Ask HN: When was it clear that Linux had won (in the data center)?

  • My question is, when did this fact become clear?

    In my experience there was not a specific year. Smaller businesses started requesting Linux in the early 00's and the popularity started working its way in with bigger companies. With time more Linux monitoring tools were being developed and that really helped the adoption as customers had SLA requirements that required standardized monitoring tools. More high availability tools and daemons also started being ported from BSD which also helped adoption. More and more enterprise capabilities meant more customers requested it. Eventually our customers had enough developers using Linux that it was just expected to be an option. There was more to it but this would turn into a book.

    Oh but I should add one important driver ... cost. HP-UX, AIX were insanely expensive and Linux was free to our customers since we had a lot of Linux experience in house. Commodity hardware was significantly more cost effective if apps could scale horizontally. Solaris and Windows held a position for some time and then after Oracle roflstomped Solaris it was just Linux and Windows by the time I left that company. This was when commodity hardware and horizontal scaling become more common. Everything I described mostly transitioned from around 2000 to 2003.

  • My first job in 2008 was working on a backup product that ran on a ton of different OSes and architectures (HP-UX on Itanium and PA-RISC, AIX on PowerPC, Solaris on SPARC and 32+64-bit X86, SCO Unix and Unixware, Linux, Windows, FreeBSD, MacOS, Novell Netware, Linuxes running on IBM zSystems, probably a couple more that I'm forgetting). On most of those systems, we basically made a headless backup daemon. It was only really Windows and MacOS where we made a

    I was there for about 10 years, and over that time, the number of customers using non-x86 machines plummeted, and the ones hanging on were frequently on ancient versions of their respective OSes.

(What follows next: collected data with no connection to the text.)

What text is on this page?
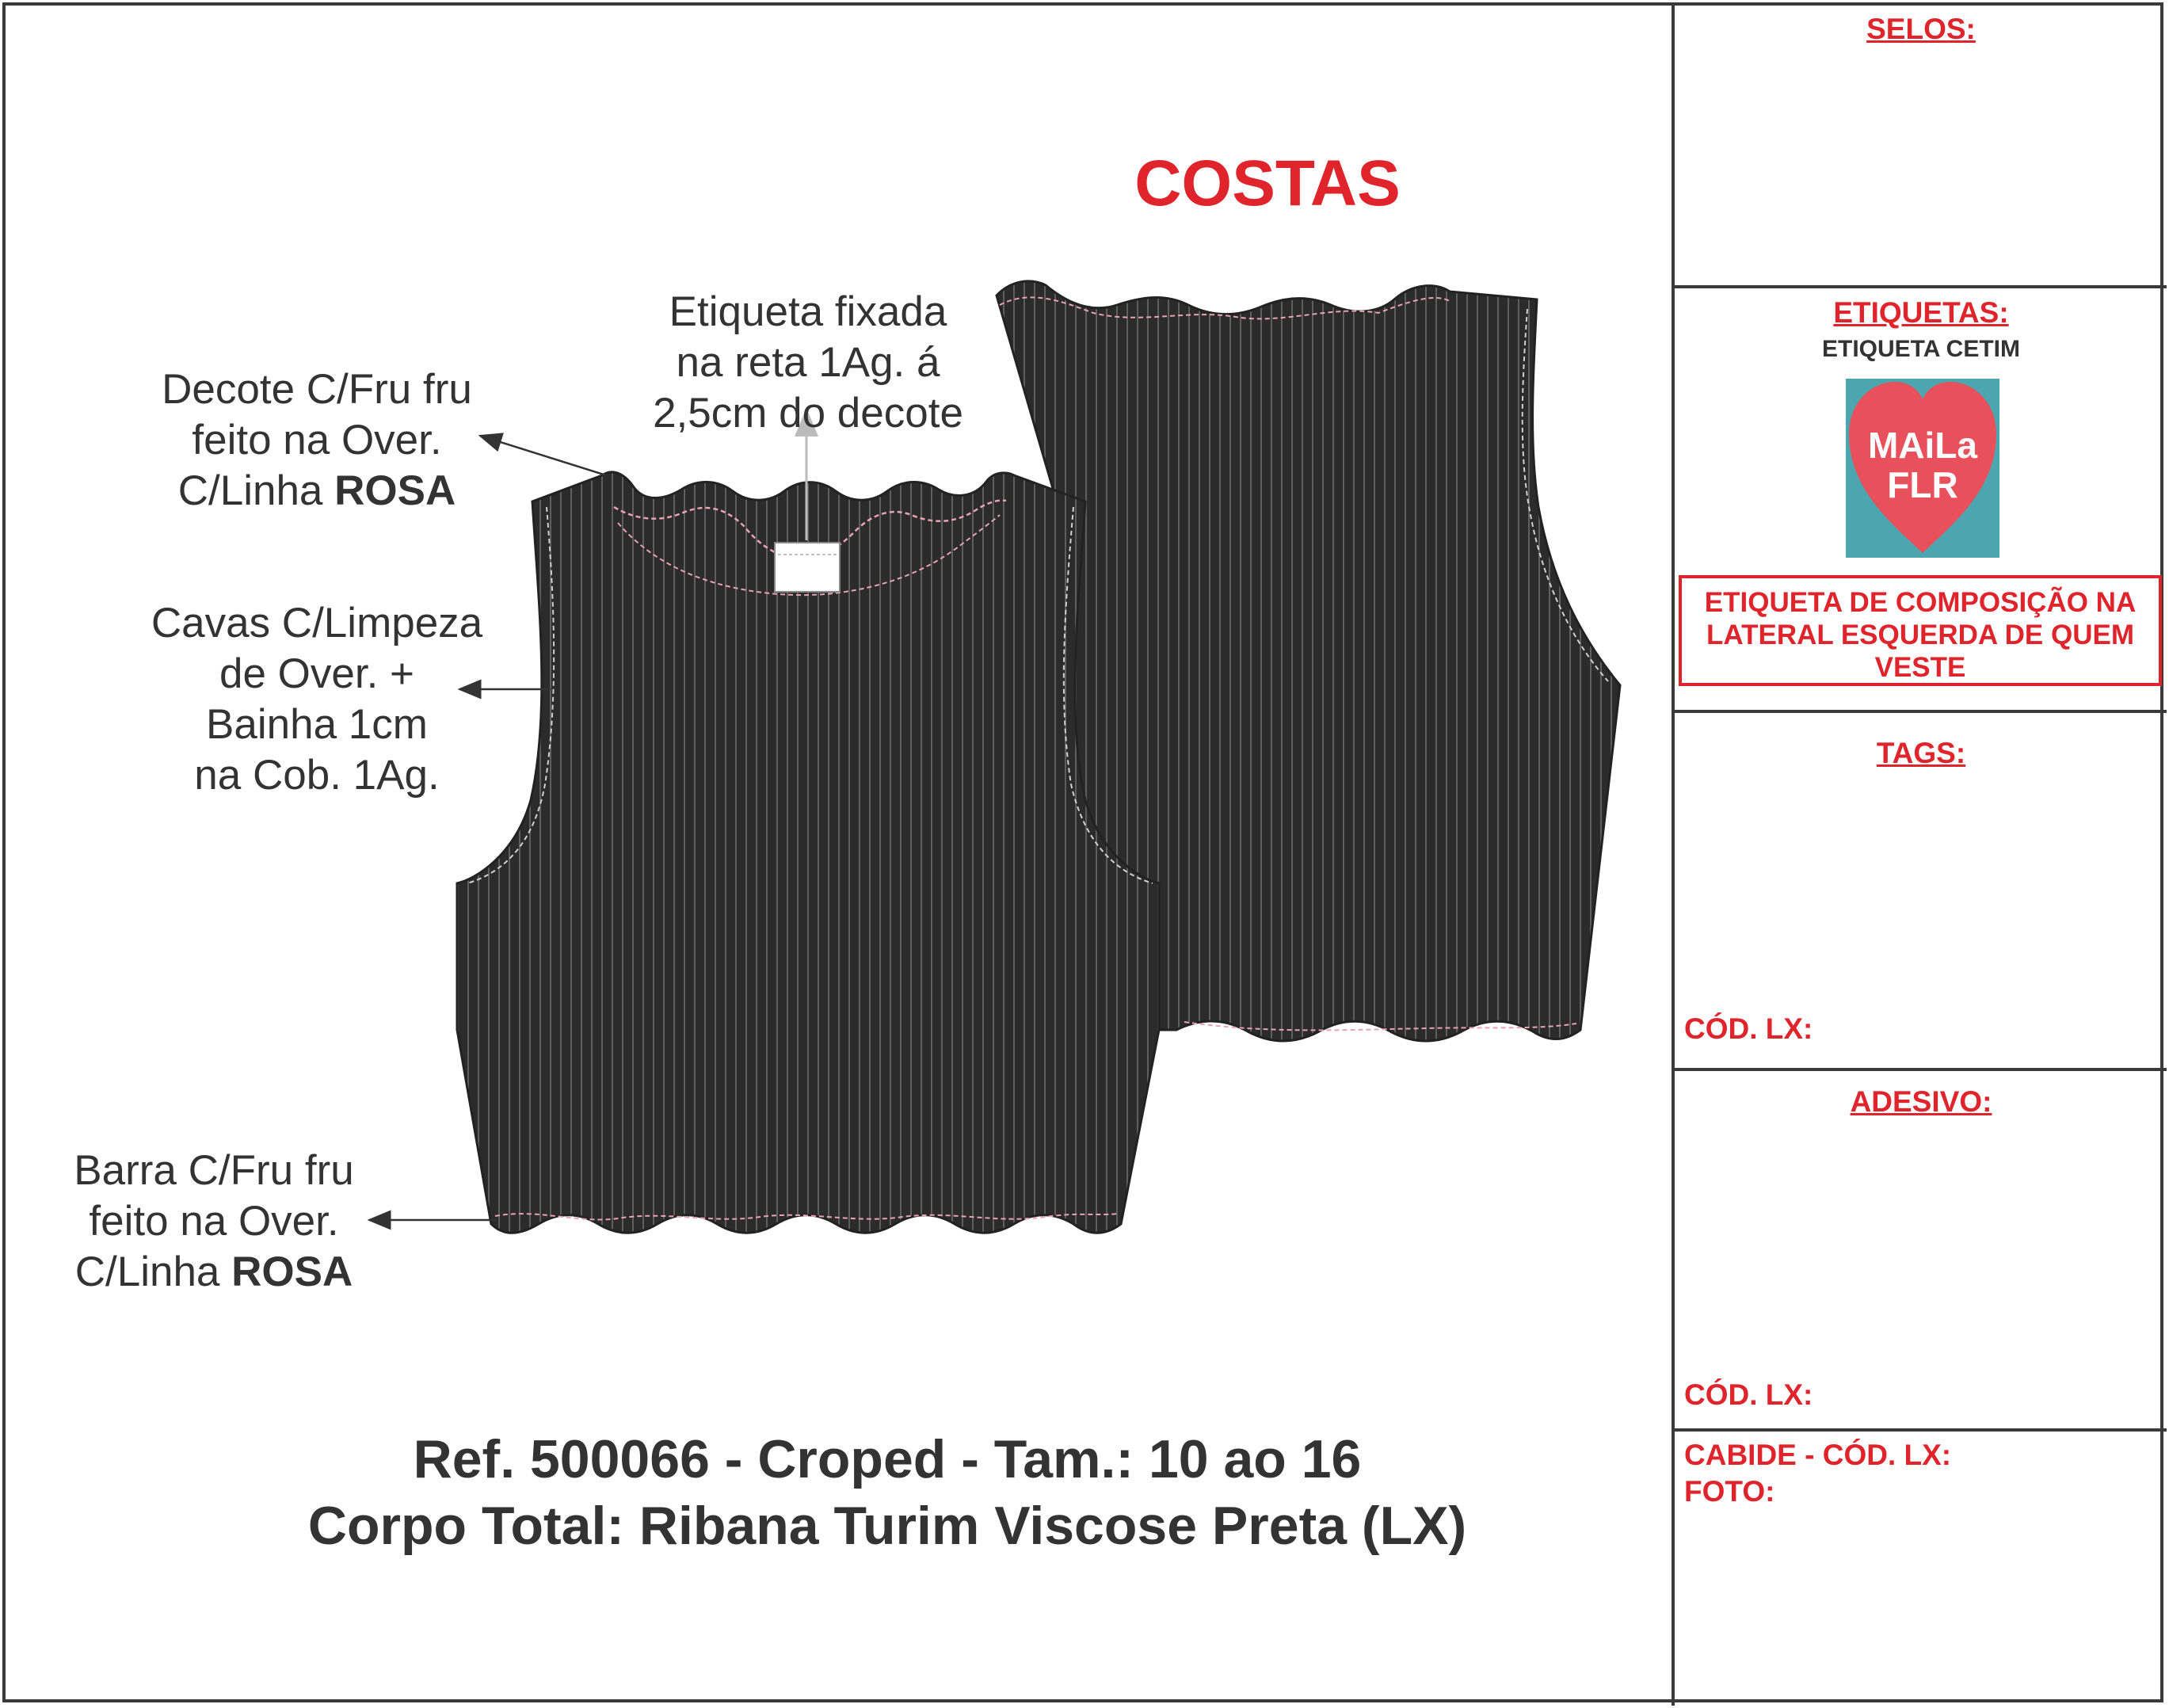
COSTAS
Etiqueta fixada
na reta 1Ag. á
2,5cm do decote
Decote C/Fru fru
feito na Over.
C/Linha ROSA
Cavas C/Limpeza
de Over. +
Bainha 1cm
na Cob. 1Ag.
Barra C/Fru fru
feito na Over.
C/Linha ROSA
Ref. 500066 - Croped - Tam.: 10 ao 16
Corpo Total: Ribana Turim Viscose Preta (LX)
SELOS:
ETIQUETAS:
ETIQUETA CETIM
MAiLa
FLR
ETIQUETA DE COMPOSIÇÃO NA
LATERAL ESQUERDA DE QUEM
VESTE
TAGS:
CÓD. LX:
ADESIVO:
CÓD. LX:
CABIDE - CÓD. LX:
FOTO:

    My impression was that even when I started, those generally weren't new deployments. We were supporting customers who'd been sold the hardware years before, and were just trying to wring use out of them before moving over to a more "standard" setup, i.e. Linux on 64-bit x86. I infer that to be the case because our support matrix got smaller over time, dropping platforms that customers weren't paying us to support anymore. Development moved further and further from the aging Unix machines in the lab, and they started feeling like "special cases", while development continued on x86-based VMs for the OSes that supported it.

  • I don't have an exact date or anything but feeling was with Google in the early 00's. While my "big" first gig was managing Linux and FreeBSD in the data center about the same time, we still had a lot of SGI, IBM/AIX, IBM VM/ESA, AS400, SunOS/Solaris and Windows. Our main driver for getting rid of the big iron was the industry was turning towards cheap commodity systems running Linux and saving the yearly support costs was a big win. Google doing Linux at scale was helpful for the management team to "risk" moving away from tried and true vendors.